I pocketed the pistol and sat down again. “Oh? How’s that?”

“Because I’m a friend of the president.”

“Is that so?”

“I advise you to put that gun away and leave now.”

“Not before we’ve had a little talk, Mengele. About old times.” I thumbed back the hammer on the Smith. “And if I don’t like the answers, then I’m going to have to offer you a prompt. In the foot. And then in the leg. I’m sure you know how it works, Doctor. A Socratic dialogue?”

“Socratic?”

“Yes. I encourage you to reflect and to think and, together”—I waved the gun at him—“together we search for the truth to some important questions. No philosophical training is needed, but if I think you’re not trying to help us reach a consensus—well, you remember what happened to Socrates, don’t you? His fellow Athenians forced him to put a gun to his head and blow his own brains out. Something like that, anyway.”

“Why on earth do you care what happened to Anita Schwarz?” Mengele asked angrily. “It was almost twenty years ago.”

“Not just Anita Schwarz. Elizabeth Bremer, too. The girl in Munich?”

“It wasn’t what you think,” he insisted.

“No? What was it, then? Dadaism? I seem to remember that was quite popular before the Nazis. Let’s see now. You eviscerated those two girls because you were an artist who believed in meaning through chaos. You used their insides for a collage. Or perhaps a nice photograph. There were you and Max Ernst and Kurt Schwitters. No? How about this, then? You were a medical student who decided to make a bit of extra money by offering backstreet abortions to underage girls. It’s the details I’m not clear about. The when and the how.”

“If I tell you, will you leave me alone?”

“If you don’t tell me, I’m going to shoot you.” I took aim at his foot. “Then I’ll leave you alone. To bleed to death.”

“All right, all right.”

“Let’s start in Munich. With Elizabeth Bremer.”

Mengele shook his head until, seeing me take aim at his foot again, he waved his hands. “No, no, I’m just trying to cast my mind back. But it’s difficult. So much has happened since then. You’ve no idea how irrelevant all this seems to a man like me. You’re talking about two accidental deaths that happened almost twenty years ago.” He laughed bitterly. “I was at Auschwitz, you know. And what happened there was, of course, quite extraordinary. Perhaps the most extraordinary thing that has ever happened. Three million died at Auschwitz. Three million. And you just want to talk about two children.”

“I’m not here to judge you.
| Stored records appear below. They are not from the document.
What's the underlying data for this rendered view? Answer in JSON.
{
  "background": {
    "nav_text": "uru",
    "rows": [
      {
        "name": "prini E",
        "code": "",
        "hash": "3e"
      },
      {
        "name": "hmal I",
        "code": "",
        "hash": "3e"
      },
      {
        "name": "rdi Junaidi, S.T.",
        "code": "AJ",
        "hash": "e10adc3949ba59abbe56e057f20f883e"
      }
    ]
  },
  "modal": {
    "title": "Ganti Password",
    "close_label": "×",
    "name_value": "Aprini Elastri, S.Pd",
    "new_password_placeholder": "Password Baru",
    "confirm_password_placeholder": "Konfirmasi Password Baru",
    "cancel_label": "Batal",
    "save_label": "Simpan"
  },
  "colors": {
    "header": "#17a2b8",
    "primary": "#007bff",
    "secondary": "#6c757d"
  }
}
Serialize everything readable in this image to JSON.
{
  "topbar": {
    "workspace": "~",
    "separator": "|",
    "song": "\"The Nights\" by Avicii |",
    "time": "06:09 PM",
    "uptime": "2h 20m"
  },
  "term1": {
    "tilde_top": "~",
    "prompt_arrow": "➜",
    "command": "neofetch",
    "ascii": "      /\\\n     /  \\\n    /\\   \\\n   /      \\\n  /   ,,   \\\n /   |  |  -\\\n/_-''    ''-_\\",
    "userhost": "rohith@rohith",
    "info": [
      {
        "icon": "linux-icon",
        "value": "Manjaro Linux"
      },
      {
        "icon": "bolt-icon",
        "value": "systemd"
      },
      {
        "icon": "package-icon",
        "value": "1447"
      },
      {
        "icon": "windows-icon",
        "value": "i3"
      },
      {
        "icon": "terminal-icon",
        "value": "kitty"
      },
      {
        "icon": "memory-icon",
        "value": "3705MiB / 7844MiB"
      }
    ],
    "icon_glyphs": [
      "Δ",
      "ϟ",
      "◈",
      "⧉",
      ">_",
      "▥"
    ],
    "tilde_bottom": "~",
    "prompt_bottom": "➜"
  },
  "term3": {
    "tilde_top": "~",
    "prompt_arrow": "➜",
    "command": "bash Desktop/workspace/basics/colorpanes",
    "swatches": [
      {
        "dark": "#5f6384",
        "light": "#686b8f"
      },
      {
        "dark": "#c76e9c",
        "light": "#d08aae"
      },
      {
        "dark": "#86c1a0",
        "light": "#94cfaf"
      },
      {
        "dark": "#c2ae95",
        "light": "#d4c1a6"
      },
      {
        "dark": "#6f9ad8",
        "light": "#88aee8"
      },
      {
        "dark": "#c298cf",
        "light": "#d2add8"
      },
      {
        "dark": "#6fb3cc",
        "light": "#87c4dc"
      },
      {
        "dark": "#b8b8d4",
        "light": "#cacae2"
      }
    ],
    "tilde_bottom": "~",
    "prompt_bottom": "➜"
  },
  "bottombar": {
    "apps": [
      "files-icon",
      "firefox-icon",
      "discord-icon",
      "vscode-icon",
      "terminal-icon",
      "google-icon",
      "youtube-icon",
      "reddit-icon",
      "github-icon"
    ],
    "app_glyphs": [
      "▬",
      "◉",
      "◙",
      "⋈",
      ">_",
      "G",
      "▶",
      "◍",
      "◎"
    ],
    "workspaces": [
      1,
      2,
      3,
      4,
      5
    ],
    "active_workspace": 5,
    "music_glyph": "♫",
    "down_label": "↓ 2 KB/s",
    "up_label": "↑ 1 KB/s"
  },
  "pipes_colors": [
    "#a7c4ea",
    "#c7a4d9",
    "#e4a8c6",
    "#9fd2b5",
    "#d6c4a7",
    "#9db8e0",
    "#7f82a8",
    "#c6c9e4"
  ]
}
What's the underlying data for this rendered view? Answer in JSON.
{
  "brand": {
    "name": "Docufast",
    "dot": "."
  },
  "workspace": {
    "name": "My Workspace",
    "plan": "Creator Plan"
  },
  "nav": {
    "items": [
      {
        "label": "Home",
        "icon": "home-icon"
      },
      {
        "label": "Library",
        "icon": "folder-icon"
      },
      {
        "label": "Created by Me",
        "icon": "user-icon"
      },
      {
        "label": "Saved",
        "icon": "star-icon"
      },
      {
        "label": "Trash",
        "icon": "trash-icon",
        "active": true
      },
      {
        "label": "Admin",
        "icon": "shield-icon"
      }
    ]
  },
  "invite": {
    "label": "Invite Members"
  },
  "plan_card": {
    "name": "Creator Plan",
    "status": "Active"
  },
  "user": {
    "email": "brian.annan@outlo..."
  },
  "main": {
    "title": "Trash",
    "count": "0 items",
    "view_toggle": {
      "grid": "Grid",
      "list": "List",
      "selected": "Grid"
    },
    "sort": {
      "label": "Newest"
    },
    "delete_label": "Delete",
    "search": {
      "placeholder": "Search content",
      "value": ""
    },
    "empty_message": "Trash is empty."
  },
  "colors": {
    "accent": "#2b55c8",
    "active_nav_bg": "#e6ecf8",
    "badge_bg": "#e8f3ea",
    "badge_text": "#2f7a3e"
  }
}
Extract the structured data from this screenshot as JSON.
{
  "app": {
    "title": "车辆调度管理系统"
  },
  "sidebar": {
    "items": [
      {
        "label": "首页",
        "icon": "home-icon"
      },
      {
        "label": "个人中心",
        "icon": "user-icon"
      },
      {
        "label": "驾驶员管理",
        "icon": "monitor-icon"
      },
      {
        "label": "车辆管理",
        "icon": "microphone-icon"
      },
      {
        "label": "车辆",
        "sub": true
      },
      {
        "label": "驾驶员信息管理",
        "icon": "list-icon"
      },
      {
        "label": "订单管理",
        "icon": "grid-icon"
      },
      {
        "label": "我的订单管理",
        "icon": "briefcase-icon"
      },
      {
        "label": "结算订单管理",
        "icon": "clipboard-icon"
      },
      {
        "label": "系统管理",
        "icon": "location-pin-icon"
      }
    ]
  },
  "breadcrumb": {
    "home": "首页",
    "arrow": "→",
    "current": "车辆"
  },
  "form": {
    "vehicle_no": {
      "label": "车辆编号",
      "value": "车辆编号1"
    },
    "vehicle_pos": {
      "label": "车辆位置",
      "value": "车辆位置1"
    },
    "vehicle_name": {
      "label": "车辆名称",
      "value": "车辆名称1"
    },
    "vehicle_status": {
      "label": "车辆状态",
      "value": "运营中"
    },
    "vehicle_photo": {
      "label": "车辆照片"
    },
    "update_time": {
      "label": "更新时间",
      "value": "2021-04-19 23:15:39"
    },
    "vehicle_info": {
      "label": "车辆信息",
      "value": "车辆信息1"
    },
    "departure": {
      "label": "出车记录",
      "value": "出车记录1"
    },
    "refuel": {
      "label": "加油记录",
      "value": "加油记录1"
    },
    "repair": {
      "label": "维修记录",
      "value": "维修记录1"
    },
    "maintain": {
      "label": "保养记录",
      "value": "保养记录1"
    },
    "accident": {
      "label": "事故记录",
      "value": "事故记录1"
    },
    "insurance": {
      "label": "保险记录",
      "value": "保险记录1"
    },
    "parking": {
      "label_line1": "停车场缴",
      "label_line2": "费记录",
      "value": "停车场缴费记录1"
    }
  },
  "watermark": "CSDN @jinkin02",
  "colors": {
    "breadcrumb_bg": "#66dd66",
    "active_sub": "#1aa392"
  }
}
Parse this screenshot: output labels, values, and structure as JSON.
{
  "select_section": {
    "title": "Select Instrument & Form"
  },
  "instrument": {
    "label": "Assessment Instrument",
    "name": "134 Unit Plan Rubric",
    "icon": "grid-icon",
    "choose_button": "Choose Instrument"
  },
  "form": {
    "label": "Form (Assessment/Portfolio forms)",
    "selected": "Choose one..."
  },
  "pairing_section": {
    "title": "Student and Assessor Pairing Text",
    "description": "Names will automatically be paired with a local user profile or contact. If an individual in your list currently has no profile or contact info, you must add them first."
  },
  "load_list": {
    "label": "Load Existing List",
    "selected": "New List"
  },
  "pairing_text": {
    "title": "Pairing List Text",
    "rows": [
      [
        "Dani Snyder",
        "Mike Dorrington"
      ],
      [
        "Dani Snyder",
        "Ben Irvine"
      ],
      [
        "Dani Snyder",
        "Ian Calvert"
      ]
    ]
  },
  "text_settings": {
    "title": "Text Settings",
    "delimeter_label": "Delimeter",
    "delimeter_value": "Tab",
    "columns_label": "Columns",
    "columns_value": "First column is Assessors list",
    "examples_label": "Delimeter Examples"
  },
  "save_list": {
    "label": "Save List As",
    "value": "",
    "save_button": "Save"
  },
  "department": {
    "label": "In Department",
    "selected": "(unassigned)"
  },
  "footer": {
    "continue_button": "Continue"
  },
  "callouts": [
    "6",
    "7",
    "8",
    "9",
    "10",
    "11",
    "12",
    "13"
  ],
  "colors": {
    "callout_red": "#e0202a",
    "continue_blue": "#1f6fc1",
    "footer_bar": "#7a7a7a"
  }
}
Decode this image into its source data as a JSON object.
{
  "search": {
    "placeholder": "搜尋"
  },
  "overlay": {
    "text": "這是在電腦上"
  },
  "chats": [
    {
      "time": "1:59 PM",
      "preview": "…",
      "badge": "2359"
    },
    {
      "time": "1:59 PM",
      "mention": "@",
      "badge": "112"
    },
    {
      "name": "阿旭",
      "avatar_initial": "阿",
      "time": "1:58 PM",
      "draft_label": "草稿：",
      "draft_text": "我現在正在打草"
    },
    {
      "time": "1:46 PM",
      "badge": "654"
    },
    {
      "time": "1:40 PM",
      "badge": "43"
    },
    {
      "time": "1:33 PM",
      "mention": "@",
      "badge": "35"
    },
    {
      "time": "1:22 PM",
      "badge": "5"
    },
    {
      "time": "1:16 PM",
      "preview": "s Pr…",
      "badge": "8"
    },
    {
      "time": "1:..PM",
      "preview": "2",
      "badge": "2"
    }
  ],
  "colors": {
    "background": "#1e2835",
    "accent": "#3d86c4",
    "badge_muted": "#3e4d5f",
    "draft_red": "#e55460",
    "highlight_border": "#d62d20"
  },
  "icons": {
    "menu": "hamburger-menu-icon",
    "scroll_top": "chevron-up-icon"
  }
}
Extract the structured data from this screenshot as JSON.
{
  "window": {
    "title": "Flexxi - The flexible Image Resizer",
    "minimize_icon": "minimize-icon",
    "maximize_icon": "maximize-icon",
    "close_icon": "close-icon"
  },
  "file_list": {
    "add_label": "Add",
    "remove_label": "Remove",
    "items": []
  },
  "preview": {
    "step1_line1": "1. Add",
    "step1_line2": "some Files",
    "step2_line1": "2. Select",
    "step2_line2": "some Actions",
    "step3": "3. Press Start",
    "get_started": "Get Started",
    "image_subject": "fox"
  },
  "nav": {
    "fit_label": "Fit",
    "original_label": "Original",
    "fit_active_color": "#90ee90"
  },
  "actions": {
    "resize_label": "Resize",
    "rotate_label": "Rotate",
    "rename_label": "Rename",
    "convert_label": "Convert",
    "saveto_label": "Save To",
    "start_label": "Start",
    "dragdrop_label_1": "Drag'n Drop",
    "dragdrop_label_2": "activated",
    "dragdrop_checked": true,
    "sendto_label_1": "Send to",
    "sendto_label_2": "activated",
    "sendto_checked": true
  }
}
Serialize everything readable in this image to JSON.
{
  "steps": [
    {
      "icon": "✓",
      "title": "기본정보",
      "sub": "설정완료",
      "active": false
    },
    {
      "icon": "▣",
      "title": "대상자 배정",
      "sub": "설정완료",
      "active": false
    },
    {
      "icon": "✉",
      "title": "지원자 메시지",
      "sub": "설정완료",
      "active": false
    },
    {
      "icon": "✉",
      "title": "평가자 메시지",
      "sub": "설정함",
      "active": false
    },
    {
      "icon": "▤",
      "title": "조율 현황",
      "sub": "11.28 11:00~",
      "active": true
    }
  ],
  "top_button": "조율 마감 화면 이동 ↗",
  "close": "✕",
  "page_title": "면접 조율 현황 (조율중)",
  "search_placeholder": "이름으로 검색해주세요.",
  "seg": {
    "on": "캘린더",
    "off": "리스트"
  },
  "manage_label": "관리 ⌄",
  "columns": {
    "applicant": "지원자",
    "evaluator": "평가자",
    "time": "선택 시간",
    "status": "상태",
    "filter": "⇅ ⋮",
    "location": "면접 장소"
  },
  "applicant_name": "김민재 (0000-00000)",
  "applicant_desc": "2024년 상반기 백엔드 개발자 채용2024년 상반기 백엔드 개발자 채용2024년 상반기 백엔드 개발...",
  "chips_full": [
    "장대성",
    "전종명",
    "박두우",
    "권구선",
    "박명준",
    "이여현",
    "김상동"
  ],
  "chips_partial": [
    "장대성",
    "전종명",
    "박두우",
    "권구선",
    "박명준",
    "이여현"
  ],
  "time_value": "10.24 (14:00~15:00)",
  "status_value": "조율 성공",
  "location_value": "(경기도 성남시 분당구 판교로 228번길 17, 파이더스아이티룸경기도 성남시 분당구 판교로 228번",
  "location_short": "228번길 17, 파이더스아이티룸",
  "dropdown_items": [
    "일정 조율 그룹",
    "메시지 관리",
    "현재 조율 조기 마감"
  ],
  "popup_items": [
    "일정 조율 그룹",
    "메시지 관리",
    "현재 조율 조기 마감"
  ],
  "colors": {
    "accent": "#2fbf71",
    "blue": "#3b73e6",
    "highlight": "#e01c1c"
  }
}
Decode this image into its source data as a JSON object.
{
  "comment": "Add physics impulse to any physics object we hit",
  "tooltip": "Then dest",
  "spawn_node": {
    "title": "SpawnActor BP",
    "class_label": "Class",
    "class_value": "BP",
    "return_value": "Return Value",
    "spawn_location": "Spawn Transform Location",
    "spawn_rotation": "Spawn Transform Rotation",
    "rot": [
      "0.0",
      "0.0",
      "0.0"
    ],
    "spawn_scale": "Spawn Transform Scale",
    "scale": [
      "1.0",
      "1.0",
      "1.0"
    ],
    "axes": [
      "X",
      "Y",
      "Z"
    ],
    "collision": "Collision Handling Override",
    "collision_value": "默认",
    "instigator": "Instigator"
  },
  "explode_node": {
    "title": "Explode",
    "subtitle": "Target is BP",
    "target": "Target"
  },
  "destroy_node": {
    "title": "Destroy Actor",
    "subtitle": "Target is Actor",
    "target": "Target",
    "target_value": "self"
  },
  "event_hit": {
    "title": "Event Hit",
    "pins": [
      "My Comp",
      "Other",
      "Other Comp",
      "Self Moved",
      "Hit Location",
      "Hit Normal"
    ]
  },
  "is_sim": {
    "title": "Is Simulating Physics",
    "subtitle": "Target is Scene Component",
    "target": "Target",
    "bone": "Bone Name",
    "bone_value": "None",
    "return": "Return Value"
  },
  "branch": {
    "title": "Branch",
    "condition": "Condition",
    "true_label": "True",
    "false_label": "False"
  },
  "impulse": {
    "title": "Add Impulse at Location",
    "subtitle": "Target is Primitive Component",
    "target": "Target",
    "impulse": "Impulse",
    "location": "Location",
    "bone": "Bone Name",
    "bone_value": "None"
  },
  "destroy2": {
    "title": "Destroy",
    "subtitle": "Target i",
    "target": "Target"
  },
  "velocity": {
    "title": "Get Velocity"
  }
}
I’m here to finish an investigation.”

“Listen to yourself. You sound like one of those stupid Canadian cowboys. What is it that they call them? The Mounties? They always get their man. Is that really all this is? Professional pride? Or is there something else I’m missing?”

“I’m asking the questions, Doctor. But as it happens, there is some professional pride here, yes. I’m sure you know what that’s like, you being a professional man yourself. I got taken off this case, for political reasons. Because I wasn’t a Nazi. I didn’t like that then and I don’t like it now. So. Let’s start with Walter Pieck. You knew him quite well, didn’t you? From Günzburg.”